Der Ausdruck mag viel später sein, aber die politische Dichotomie existierte seit den frühen Tagen der Römischen Republik und ist mit der direkten Demokratie der Athener unvereinbar. Das römische politische System ist, sehr allgemein ausgedrückt, irgendwo zwischen der spartanischen Oligarchie und der athenischen Demokratie angesiedelt, von beiden bis zu einem gewissen Grad beeinflusst, aber keine von ihnen direkt kopierend.

Okay, aber wie stellen Sie sich diesen Prozess in der Praxis vor? Der Senat wurde vermutlich im 8. Jahrhundert v. Chr. von Romulus gebildet. Das ist etwas älter als Lykurg, denke ich. Hatten die Römer also einen einheimischen Bauplan und haben ihn später verbessert?
Natürlich ist mir bewusst, dass Romulus und Lykurg beide etwas mythische Figuren sind und möglicherweise überhaupt nicht existiert haben. Trotzdem machen die Standarddaten bis zu einem Jahrhundert Sinn, oder?
@FelixGoldberg Ich kann keinen Hinweis auf den von Romulus gebildeten Senat finden, und selbst wenn er dies tun würde, wäre der Senat eines Königreichs ganz anders als der Senat einer Republik. Auf jeden Fall bin ich dabei, die Antwort zu erweitern, ich wurde gestern unterbrochen (Netzwerkprobleme), werde Sie anpingen, wenn ich es schaffe, die vollständige Antwort zu posten.

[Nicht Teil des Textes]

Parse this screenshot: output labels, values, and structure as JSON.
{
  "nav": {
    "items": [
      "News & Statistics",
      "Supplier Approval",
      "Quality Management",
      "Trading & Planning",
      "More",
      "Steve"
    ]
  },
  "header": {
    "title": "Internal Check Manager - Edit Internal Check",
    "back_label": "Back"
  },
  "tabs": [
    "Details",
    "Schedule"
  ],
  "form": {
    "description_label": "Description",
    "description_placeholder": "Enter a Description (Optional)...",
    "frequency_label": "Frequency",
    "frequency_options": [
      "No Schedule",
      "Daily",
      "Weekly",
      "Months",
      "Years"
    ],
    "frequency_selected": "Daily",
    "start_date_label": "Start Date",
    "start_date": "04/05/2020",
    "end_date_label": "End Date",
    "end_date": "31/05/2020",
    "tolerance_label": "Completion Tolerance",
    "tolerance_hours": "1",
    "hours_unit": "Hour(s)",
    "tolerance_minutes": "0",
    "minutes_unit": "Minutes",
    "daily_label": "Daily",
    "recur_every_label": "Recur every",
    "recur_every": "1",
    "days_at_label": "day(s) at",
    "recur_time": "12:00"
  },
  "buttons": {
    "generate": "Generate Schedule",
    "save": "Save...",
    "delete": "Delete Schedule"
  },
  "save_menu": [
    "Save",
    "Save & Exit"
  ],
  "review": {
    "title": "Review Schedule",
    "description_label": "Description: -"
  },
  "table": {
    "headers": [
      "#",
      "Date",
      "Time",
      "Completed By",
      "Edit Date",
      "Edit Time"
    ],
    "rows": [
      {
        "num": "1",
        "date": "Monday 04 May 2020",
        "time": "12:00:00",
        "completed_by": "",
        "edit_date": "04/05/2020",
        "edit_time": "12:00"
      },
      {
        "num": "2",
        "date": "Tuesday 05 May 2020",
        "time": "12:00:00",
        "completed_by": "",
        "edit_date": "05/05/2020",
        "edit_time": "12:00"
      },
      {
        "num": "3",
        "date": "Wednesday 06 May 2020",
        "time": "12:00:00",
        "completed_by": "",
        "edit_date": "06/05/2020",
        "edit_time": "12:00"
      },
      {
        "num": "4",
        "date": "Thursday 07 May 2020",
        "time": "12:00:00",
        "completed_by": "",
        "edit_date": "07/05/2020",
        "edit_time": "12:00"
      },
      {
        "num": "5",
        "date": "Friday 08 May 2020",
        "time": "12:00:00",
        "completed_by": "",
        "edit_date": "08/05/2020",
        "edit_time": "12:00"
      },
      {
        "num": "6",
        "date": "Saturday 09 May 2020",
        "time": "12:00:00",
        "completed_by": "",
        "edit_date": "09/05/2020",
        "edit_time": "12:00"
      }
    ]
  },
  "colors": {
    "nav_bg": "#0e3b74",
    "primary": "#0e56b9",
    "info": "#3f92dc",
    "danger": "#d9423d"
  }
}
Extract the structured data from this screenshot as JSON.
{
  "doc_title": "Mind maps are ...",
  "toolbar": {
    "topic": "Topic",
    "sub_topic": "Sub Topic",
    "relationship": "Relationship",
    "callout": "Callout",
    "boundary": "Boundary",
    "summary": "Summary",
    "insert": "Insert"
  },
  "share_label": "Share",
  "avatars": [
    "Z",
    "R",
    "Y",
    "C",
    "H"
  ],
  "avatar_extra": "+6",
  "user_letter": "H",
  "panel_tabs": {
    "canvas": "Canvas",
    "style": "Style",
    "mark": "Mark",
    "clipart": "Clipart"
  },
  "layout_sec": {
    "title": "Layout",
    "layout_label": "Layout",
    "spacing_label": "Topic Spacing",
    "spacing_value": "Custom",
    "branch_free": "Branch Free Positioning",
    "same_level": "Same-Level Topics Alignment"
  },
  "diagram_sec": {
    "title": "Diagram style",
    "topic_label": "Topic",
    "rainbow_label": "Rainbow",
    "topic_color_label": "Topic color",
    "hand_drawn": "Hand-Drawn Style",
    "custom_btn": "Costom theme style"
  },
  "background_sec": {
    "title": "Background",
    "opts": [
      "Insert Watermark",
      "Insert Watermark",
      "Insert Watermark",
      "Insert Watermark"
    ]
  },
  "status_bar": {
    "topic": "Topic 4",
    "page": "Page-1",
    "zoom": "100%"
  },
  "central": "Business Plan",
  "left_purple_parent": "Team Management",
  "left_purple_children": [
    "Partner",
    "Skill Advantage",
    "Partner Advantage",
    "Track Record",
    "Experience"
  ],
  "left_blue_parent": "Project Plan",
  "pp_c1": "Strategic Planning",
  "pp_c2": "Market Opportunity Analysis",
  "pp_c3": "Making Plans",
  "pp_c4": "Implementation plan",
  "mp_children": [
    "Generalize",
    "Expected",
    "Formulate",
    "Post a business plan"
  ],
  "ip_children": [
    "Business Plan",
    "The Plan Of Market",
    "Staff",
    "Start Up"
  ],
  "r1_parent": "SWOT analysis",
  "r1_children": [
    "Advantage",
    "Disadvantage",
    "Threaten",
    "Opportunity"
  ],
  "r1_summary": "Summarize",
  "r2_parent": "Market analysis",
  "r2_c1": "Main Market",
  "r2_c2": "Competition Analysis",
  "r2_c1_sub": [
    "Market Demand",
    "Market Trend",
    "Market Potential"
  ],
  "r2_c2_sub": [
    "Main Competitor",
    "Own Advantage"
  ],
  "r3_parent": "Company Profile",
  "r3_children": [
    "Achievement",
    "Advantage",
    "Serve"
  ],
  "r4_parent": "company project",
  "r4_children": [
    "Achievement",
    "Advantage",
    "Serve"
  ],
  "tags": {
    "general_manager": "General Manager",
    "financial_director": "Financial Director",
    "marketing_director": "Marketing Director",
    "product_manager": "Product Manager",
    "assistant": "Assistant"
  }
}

Hier ist ein Hinweis: „Als er mit seiner Stärke zufrieden war, bestand sein nächster Schritt darin, dafür zu sorgen, dass diese Stärke weise gelenkt wurde. Er schuf hundert Senatoren; entweder weil diese Zahl angemessen war, oder weil es nur hundert Köpfe gab Häuser, die geschaffen werden konnten. In jedem Fall wurden sie aufgrund ihres Ranges „Patres" genannt, und ihre Nachkommen wurden „Patrizier" genannt." Abschnitt 1.8 in Livius, Buch 1 ( etext.lib.virginia.edu/etcbin/ … )
@FelixGoldberg Das habe ich gerade gelesen ;) perseus.tufts.edu/hopper/…
@FelixGoldberg Habe gerade die endgültige Version der Antwort gepostet.
Yannis, das ist eine sehr beeindruckende Antwort und sie gefällt mir sehr. In einem Punkt bin ich allerdings noch etwas skeptisch: Sie scheinen die Stelle des Polybius als Hinweis auf einen spartanischen Einfluss auf Rom zu interpretieren, während ich ihn nur von Ähnlichkeit sprechen sehe . Übersehe ich etwas?
@FelixGoldberg Sie haben diesen Teil der Antwort nicht sehr sorgfältig gelesen: "und darin finden wir eine Behauptung, dass die römische Verfassung der spartanischen sehr ähnlich war". Cicero macht die kühne Behauptung, dass die römische Verfassung der spartanischen nacheifert, nicht Polybius. Polybios spricht von direkten Einflüssen der Spartaner, aber hauptsächlich in Bezug auf die Organisation der römischen Armee.
Entschuldigung, das war mein Fehler.